Steven Spielberg: Disclosure Day Marks Lifetime Believing ‘We Are Not Alone on Earth’
Steven Spielberg reflects on why so much of his filmography is fixated on aliens... and admits to this day, he still looks to the sky and believes.
Fifteen minutes before Steven Spielberg walked onstage at the Grand Ballroom of the Hilton Austin Hotel, the room filled with the ambient sounds of a pedal steel guitar. In anticipation of the upcoming conversation with the film industry’s most prolific director, the music transformed the space into something ethereal, almost extraterrestrial. It’s befitting an auteur who was in town to discuss a specific genre he has contributed to—and a set of beliefs he holds well beyond the screen.
Spielberg was joined by Sean Fennessey, host of The Big Picture podcast for the Ringer, to discuss his filmography and extrapolations of the film world’s future. But first, Fennessey inquired about the filmmaker’s childhood.
“When I was really little, I had an abundance of fears, and the fears actually came from my imagination,” Spielberg said. “I saw Fantasia … and it just destroyed me. For the next year, I couldn’t sleep. It was the scariest thing I’ve ever seen… That’s kind of how the whole thing started, with me wanting to find some kind of an outlet, to be able to exorcize the demons of fear and put it on someone else, right? Take it out of me and put it on something else, and that’s where the whole movie thing started for me.”
It was these fears that drew Spielberg to the world of fantasy and science fiction, inspiring films like E.T. and Close Encounters of the Third Kind. Spielberg admitted that E.T. was the primary experience that inspired him to have children of his own, calling it “the most joyful time” in his career. The director also spoke to the influence Close Encounters had on his future projects.
“[Close Encounters] was kind of on the fringes of science and mythology, and so no one really got it when I said I want to make a UFO movie,” Spielberg recalled. “Everybody thought, ‘What, you want to make a movie about The National Enquirer? That’s what you want to do? You want to make a movie about crackpot reporting of things that aren’t really occurring?”

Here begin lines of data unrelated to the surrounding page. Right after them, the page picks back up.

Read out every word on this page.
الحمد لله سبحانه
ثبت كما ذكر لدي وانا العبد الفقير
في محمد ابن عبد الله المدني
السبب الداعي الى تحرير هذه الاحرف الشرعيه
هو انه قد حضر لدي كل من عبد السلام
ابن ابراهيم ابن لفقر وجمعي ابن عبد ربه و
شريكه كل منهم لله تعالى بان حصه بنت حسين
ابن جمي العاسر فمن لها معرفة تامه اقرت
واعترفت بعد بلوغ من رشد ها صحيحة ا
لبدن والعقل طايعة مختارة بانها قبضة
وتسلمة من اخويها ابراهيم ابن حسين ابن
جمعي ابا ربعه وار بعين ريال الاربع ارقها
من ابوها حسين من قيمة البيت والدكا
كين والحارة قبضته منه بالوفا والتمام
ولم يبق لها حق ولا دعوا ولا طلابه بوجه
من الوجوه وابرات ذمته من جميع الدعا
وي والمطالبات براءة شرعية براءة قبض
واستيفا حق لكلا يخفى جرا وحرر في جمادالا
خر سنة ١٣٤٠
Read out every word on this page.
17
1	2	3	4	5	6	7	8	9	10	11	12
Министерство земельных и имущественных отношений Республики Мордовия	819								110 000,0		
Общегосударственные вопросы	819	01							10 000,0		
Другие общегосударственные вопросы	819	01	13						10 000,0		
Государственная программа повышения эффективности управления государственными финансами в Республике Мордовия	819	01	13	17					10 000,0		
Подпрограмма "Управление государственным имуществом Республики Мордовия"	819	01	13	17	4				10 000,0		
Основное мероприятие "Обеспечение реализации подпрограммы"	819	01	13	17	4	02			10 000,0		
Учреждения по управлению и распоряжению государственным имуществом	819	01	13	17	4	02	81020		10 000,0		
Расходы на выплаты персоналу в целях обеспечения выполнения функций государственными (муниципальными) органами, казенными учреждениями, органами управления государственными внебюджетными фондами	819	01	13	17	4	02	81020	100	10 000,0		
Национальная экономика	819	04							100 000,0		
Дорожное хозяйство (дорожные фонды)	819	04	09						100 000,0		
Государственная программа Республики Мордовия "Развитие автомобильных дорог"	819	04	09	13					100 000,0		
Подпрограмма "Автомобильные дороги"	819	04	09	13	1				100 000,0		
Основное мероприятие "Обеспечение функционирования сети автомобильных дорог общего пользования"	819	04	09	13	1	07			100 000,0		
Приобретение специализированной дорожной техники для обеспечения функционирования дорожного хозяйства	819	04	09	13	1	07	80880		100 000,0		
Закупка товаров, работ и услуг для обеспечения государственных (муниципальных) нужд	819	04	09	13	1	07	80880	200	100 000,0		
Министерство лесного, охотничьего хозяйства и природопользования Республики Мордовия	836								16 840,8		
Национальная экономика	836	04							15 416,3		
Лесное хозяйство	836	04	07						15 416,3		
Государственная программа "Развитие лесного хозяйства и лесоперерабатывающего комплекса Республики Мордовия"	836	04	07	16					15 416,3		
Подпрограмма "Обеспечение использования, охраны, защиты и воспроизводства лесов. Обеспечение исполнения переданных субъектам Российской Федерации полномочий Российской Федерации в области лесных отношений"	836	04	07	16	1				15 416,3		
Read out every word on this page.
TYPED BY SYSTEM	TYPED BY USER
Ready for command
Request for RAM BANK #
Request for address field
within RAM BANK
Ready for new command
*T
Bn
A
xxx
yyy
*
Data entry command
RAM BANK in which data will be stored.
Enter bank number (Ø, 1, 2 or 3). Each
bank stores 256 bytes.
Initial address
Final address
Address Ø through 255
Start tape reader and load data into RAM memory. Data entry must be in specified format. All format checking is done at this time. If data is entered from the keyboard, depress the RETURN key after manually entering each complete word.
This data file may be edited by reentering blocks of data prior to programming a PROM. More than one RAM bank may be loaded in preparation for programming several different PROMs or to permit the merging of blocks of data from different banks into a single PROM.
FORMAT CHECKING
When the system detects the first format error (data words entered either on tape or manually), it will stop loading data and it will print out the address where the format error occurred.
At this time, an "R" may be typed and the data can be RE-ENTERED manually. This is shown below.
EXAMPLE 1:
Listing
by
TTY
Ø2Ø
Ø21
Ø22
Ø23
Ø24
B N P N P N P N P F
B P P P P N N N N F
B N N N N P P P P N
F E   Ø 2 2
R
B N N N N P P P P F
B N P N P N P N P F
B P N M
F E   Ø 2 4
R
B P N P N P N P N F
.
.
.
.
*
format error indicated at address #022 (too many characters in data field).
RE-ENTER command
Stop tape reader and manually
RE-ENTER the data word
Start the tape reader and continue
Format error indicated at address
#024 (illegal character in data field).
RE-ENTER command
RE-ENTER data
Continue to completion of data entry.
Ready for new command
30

These misconceptions of Close Encounters predicted Spielberg’s newest project: Disclosure Day. The film is set to release in the summer of 2026 and is premiering at an interesting moment in the national discussion around UFOs—or UAPs as they’re now more commonly called in government documentation. It also foreshadowed current debates to this day, including among former commander-in-chiefs. Take last month when former President Barack Obama stated on a podcast hosted by Brian Tyler Cohen that he believed in extraterrestrial life; he just hasn’t seen it for himself.
“When President Obama made that comment, I thought, ‘Oh my God, this is so great for Disclosure Day,’” Spielberg said. “Then, two days later, he stepped back and said he believed it was in the cosmos, which of course everybody should believe in, because no one should ever think that we are the only intelligent civilization in the entire universe… The big question is, are we alone now, and have we been alone over the last 80 years?… I have a very strong, sneaking suspicion that we are not alone here on Earth right now, and I made a movie about that.”
Despite his penchant for telling extraterrestrial stories, Spielberg disappointedly shared that he is not among the population of believers who have seen a UFO in real life.
“I’ve made Close Encounters, I’ve made E.T., you’re about to see Disclosure Day,” Spielberg said. “You know, I’m really into this. Why haven’t I seen anything? My friends have seen UFOs, now called UAPs. I made a movie called Close Encounters of the Third Kind, I haven’t even had a close encounter with the first or second kind. Where’s the justice in that?”
Maybe someone will finally want to say hi after Disclosure Day makes contact with movie theaters on June 12.